Несколько секунд они стояли напротив друг друга, но Лана так и не решилась поблагодарить мужа поцелуем, а он благоразумно не стал на этом настаивать.
– Что у нас на ужин?
– Борщ.
– Борщ на ужин – это моветон.
– А мы против серых будней, – съязвила Лана и перекинула кигуруми через руку.
– Ладно.
Сняв куртку и переобувшись в тапочки, Влад ушёл переодеваться в домашнее. Он, как и раньше, обитал в спальне. Вещи Ланы висели в шкафу в одной из гостевых комнат. Спала она теперь тоже там, на диване, рядом с журнальным столиком. Надолго не загадывала, жила одним днём. Влад оказался прав: она по-прежнему его любила. Возможно, не так сильно, как до появления Вики, но всё равно любила. А, любя, как известно, не отрекаются.
– О чём задумалась? – Влад остановился на пороге. Пройти в её спальню дальше он не посмел. Видимо, боялся спугнуть то маленькое и хрупкое, что между ними зарождалось.
– Ни о чём. – Взглянув в зеркало, Лана пригладила волосы, собранные в высокий «хвост», положила на кровать кигуруми и одёрнула на груди длинную футболку бежевого цвета. – Пойдём ужинать.
Поедая борщ из большой глиняной тарелки, Влад говорил не переставая. Нахваливал ужин и рассказывал о работе. Лана молчала, но старалась слушать. Не пропускала не единого слова, пока смех Влада не перебила громкая мелодия его телефона. Лана вздрогнула. Вздрогнула и поймала себя на мерзкой мысли. Как долго она ещё будет вздрагивать, если ему кто-то позвонит? Год или больше?
Быстрым взглядом Влад посмотрел на экран, но вызов принимать не стал, однако спустя минуту телефон требовательно зазвонил снова. Абонент с номером, оканчивающимся цифрами: семь, два и четыре, оказался упорным.
– Ответь, – сухо сказала Лана.
– Номер незнакомый, поэтому там вряд ли что-то дельное. Наверное, мошенники звонят, или какой-нибудь банк кредит втюхать хочет.
– Всё равно ответь.
По обыкновению, Влад не послушался и как можно дальше отодвинул от себя гаджет, тогда Лана встала и набрала звонившего сама.
– Алло, я Вас слушаю.
Ей ответил женский голос. Молодой и чуть заикающийся.

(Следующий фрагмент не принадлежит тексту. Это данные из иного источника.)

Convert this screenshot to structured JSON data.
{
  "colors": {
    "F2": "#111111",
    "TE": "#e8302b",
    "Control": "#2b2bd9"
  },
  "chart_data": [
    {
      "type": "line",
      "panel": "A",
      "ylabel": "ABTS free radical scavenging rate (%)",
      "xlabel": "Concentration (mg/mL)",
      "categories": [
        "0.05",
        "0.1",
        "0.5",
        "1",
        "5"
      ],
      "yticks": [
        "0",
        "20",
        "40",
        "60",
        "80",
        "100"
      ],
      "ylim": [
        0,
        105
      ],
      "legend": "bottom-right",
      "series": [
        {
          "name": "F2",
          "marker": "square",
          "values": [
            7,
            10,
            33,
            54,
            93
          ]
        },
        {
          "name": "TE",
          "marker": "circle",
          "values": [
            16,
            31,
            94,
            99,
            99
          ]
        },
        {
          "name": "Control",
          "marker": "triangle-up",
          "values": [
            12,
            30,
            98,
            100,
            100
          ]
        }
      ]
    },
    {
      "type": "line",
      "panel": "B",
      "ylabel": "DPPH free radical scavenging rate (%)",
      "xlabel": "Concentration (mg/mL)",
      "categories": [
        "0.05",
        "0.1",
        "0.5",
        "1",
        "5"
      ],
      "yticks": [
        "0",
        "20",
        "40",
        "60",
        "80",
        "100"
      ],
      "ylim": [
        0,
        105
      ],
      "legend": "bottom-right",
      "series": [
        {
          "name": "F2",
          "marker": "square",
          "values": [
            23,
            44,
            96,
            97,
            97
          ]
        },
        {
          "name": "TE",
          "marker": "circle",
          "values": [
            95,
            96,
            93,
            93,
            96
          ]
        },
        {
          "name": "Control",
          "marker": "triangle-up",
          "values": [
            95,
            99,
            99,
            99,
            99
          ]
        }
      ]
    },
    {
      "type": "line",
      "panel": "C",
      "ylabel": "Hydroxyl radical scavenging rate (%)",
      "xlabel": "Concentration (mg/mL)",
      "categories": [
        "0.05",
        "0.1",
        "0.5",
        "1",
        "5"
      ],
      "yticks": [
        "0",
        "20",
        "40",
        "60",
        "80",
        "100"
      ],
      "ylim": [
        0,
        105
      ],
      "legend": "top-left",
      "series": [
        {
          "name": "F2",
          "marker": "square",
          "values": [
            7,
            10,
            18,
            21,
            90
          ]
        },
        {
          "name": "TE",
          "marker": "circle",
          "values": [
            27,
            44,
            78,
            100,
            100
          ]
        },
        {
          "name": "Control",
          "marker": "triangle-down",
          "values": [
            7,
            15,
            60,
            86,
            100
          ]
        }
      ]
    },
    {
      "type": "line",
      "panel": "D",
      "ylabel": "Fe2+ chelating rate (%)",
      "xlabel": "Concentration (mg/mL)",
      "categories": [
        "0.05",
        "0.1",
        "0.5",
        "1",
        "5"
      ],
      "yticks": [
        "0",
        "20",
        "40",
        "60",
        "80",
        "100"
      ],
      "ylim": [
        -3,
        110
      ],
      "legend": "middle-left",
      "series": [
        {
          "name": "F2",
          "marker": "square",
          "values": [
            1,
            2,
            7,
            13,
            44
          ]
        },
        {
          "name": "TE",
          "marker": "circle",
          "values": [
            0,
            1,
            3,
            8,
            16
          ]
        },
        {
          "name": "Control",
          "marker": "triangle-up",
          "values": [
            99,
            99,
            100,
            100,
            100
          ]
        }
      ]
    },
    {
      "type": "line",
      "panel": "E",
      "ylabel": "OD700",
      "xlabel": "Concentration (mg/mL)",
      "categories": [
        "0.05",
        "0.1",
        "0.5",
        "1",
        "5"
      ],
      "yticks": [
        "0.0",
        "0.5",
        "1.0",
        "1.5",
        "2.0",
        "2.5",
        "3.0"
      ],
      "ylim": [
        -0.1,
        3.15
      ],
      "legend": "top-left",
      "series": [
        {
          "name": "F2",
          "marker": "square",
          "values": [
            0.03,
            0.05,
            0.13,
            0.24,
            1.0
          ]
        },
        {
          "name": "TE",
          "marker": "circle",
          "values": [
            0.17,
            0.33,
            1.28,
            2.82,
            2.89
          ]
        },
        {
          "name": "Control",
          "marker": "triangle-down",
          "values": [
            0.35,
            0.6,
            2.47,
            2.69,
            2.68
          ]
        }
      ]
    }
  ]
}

– Мне нужен Владислав Сергеевич Облонский.
Лана посмотрела на мужа, чувствуя, что начинает злиться. В голове мелькнуло словосочетание «Вика номер два».
– Он не может подойти, но я его жена. Говорите. Я всё ему передам.
Женщина по ту сторону провода замялась. Секунду подумала, но всё же ответила:
– Я звоню из больницы. Умерла его мать.
Глава 27
Мать Влад хоронил сам и по всем инстанциям тоже бегал сам. Сам собирал всевозможные документы и сам договаривался с ритуальными службами. Какой-то добрый человек заставил его написать на желтоватом листе бумаги план действий, и Влад заглядывал в него чуть не каждые пять минут. План стал для него своеобразным сводом законов. Против выполненных пунктов он рисовал галочки.
Жену Облонский попросил только об одном – сходить в квартиру Александры Фёдоровны, найти приличную одежду для похорон и фотографию на памятник. Против этого Лана возражать не стала. Все вещи свекрови она нашла в шкафу в спальне, выбрала длинное платье из синего трикотажа и белый пиджак с элегантной голубой розой на груди. Как ни крути, а Александра Фёдоровна была ещё той модницей. На даче могла ходить в драной телогрейке, но в городе и в шестьдесят бегала на каблуках, душилась французскими духами и красила губы перед каждым выходом на улицу.
Старые фотографии Лана отыскала в ящике стола, а на столе увидела записку. Записку, адресованную ей, но не законченную. По-видимому, свекровь кинулась строчить её после вызова «скорой», но успела нацарапать только два предложения. Бригада фельдшеров нашла её без сознания, пожилая женщина лежала на полу, у стула. Какое счастье, что перед тем, как упасть, она успела отпереть дверь! Каким-то чудом доползла…
«Прости меня, Иоланта! Прости, я не должна бы…»
А дальше всё. Дальше она упала. Но последние её мысли были о Лане.
Умерла Александра Фёдоровна от рака. Третья стадия, неоперабельная опухоль, находящаяся посередине правого лёгкого. Как выяснилось из больничной карты, узнала она о болезни за несколько дней до Ланиного юбилея. Узнала и начала активно лечиться, хотя и понимала, что надежды уже нет никакой, но в свои проблемы сына и невестку решила не втягивать, написала завещание и дала себе слово молчать. Молчать до последнего. И молчала.